Mamak Widuri tersenyum bangga sambil mengelus rambut Surya. Walau dalam hatinya masih digelayuti perasaan yang tak menentu. Dia teringat akan mendiang suaminya yang selalu menanamkan jiwa patriotisme kepada Surya. Mengajarkan kepada Surya bagaimana mencintai tanah airnya. Kalau beliau masih hidup, pasti beliau bangga sekali anaknya bisa menjadi seorang pengibar bendera pusaka yang selalu ia agung-agungkan itu. 
Menjadi seorang pengibar bendera di kota kecamatan bukan perkara mudah bagi Mak Widuri. Mengingat perjalanan ke sana sangat jauh dan sulit, harus melewati tiga desa yang jalannya masih tanah. Kalau hujan, sudah pasti ojek tidak dapat menembus sulitnya medan yang berlumpur. Andai saja suaminya masih hidup, mungkin tidak seberat ini dia memikirkannya. Belum lagi memikirkan bekal yang harus dibawa anaknya, tidak mungkin ia membiarkan Surya pergi jauh tanpa membawa uang sepeserpun. 
Dengan penghasilan Mak Widuri yang tak menentu. Jangankan untuk ongkos ke kota, untuk membeli beras saja masih senin kamis. Ia lebih sering mengkonsumsi singkong rebus yang ia tanam sendiri di pekarangan rumahnya.

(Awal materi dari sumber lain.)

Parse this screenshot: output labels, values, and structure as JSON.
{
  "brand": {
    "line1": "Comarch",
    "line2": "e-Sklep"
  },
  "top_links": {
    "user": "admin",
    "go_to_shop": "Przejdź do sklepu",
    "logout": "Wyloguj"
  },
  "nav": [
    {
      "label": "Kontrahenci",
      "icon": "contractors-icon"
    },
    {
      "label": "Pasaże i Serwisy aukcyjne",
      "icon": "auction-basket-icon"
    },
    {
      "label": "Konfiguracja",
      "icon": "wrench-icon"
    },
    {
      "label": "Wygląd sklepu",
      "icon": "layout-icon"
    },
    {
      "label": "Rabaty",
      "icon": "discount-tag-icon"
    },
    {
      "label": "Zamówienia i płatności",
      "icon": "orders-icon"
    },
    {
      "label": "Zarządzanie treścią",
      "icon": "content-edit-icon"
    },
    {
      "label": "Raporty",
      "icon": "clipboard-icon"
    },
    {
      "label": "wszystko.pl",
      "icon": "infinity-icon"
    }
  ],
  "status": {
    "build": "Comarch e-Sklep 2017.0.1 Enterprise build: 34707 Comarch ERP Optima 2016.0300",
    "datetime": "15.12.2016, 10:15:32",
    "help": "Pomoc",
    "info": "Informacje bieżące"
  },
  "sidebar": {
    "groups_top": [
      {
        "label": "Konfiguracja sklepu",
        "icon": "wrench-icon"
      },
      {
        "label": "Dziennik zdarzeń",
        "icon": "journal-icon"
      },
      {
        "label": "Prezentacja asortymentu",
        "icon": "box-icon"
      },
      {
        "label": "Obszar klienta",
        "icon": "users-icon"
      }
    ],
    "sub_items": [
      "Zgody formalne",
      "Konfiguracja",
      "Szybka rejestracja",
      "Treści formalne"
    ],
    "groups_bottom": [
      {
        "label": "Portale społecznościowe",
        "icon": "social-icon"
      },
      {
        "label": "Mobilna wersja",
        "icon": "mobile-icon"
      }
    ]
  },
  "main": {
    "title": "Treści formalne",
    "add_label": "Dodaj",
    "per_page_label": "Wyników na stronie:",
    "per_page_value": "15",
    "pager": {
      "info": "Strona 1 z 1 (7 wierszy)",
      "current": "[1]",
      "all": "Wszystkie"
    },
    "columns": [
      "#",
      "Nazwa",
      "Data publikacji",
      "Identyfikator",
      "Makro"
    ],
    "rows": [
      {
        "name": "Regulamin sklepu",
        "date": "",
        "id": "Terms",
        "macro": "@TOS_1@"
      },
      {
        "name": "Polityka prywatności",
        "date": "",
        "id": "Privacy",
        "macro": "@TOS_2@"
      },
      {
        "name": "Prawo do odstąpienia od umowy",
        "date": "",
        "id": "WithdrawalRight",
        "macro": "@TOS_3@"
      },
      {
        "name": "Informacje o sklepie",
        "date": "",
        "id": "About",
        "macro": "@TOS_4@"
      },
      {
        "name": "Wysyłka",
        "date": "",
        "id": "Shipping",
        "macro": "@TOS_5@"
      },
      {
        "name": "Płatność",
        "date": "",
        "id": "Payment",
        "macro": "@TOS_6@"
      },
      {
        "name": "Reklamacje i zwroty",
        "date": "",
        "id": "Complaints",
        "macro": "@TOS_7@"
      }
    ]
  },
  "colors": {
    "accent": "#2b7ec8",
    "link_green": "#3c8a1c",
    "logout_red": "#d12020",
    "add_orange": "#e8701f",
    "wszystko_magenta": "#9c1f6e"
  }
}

“Tapi Mamak ragu kamu bisa ikut Nak.” Tutur Mak Widuri lirih.
“Kenapa Mak?”
“Kamu tidak punya seragam Paskibraka.” Jawab Mak Widuri lesu. Melihat seragam merah putih milik surya saja wajah Mak Widuri sudah merasa iba. Seragam surya tak lagi putih bersih, banyak hiasan benang benang jahitan. Andai saja punya uang, seharusnya seragam Surya diganti dengan seragam baru.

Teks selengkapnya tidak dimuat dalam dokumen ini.